Thanks to interconnected computers that are able to compute and communicate at incredibly low costs, we have entered a time of what I’ll call deep automation. The story of modern economies has always been a story of automation, of course, but what what’s going on today goes far beyond anything that’s happened before. We don’t know what the consequences will be, but the persistent, high levels of unemployment in developed economies may well be a symptom of deep automation.
In a provocative article in the new issue of the McKinsey Quarterly, W. Brian Arthur argues that computer automation has in effect created a “second economy” that is, slowly, silently, and largely invisibly, beginning to supplant the primary, physical economy:
I want to argue that something deep is going on with information technology, something that goes well beyond the use of computers, social media, and commerce on the Internet. Business processes that once took place among human beings are now being executed electronically. They are taking place in an unseen domain that is strictly digital. On the surface, this shift doesn’t seem particularly consequential—it’s almost something we take for granted. But I believe it is causing a revolution no less important and dramatic than that of the railroads … There’s no upper limit to this, no place where it has to end. Now, I’m not interested in science fiction, or predicting the singularity, or talking about cyborgs. None of that interests me. What I am saying is that it would be easy to underestimate the degree to which this is going to make a difference.
The computer system is, Arthur argues, “intelligent” in only the most basic sense of that word – intelligence defined as the ability of a thing to change its state in response to a stimulus. But, when spread across such enormous and enormously fast information-processing capacity, even that rudimentary degree of intelligence is enough to take over many traditionally human activities, even highly sophisticated ones: “Physical jobs are disappearing into the second economy, and I believe this effect is dwarfing the much more publicized effect of jobs disappearing to places like India and China.” So far, moreover, this new wave of automation, unlike the automation of manual labor during and after the industrial revolution, doesn’t seem to be creating large numbers of good new jobs to replace those it’s supplanting.
That means that, as a society, we now face a very different kind of economic challenge than we’ve faced in recent history:
The second economy will certainly be the engine of growth and the provider of prosperity for the rest of this century and beyond, but it may not provide jobs, so there may be prosperity without full access for many. This suggests to me that the main challenge of the economy is shifting from producing prosperity to distributing prosperity. The second economy will produce wealth no matter what we do; distributing that wealth has become the main problem. For centuries, wealth has traditionally been apportioned in the West through jobs, and jobs have always been forthcoming. When farm jobs disappeared, we still had manufacturing jobs, and when these disappeared we migrated to service jobs. With this digital transformation, this last repository of jobs is shrinking—fewer of us in the future may have white-collar business process jobs—and we face a problem.

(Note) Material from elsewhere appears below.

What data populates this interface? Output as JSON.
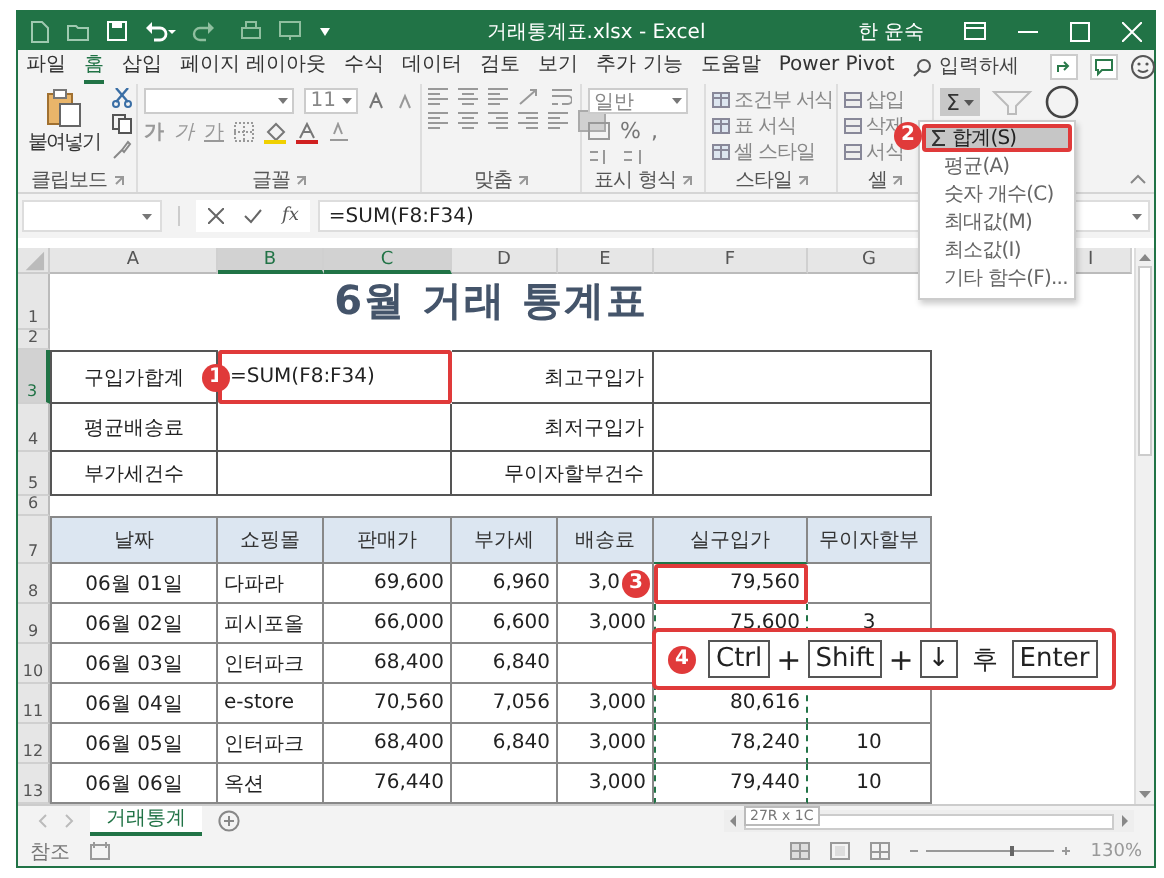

Arthur is optimistic that we will be able to figure out a way to solve that problem, though the solution is by no means clear at this point. Distributing prosperity, as we’re seeing today, is not one of America’s traditional strengths – and, indeed, the entire idea is viewed with great suspicion. But if Arthur’s analysis is right – and if we don’t find a solution to the problem – Occupy Wall Street may be just a taste of what’s to come.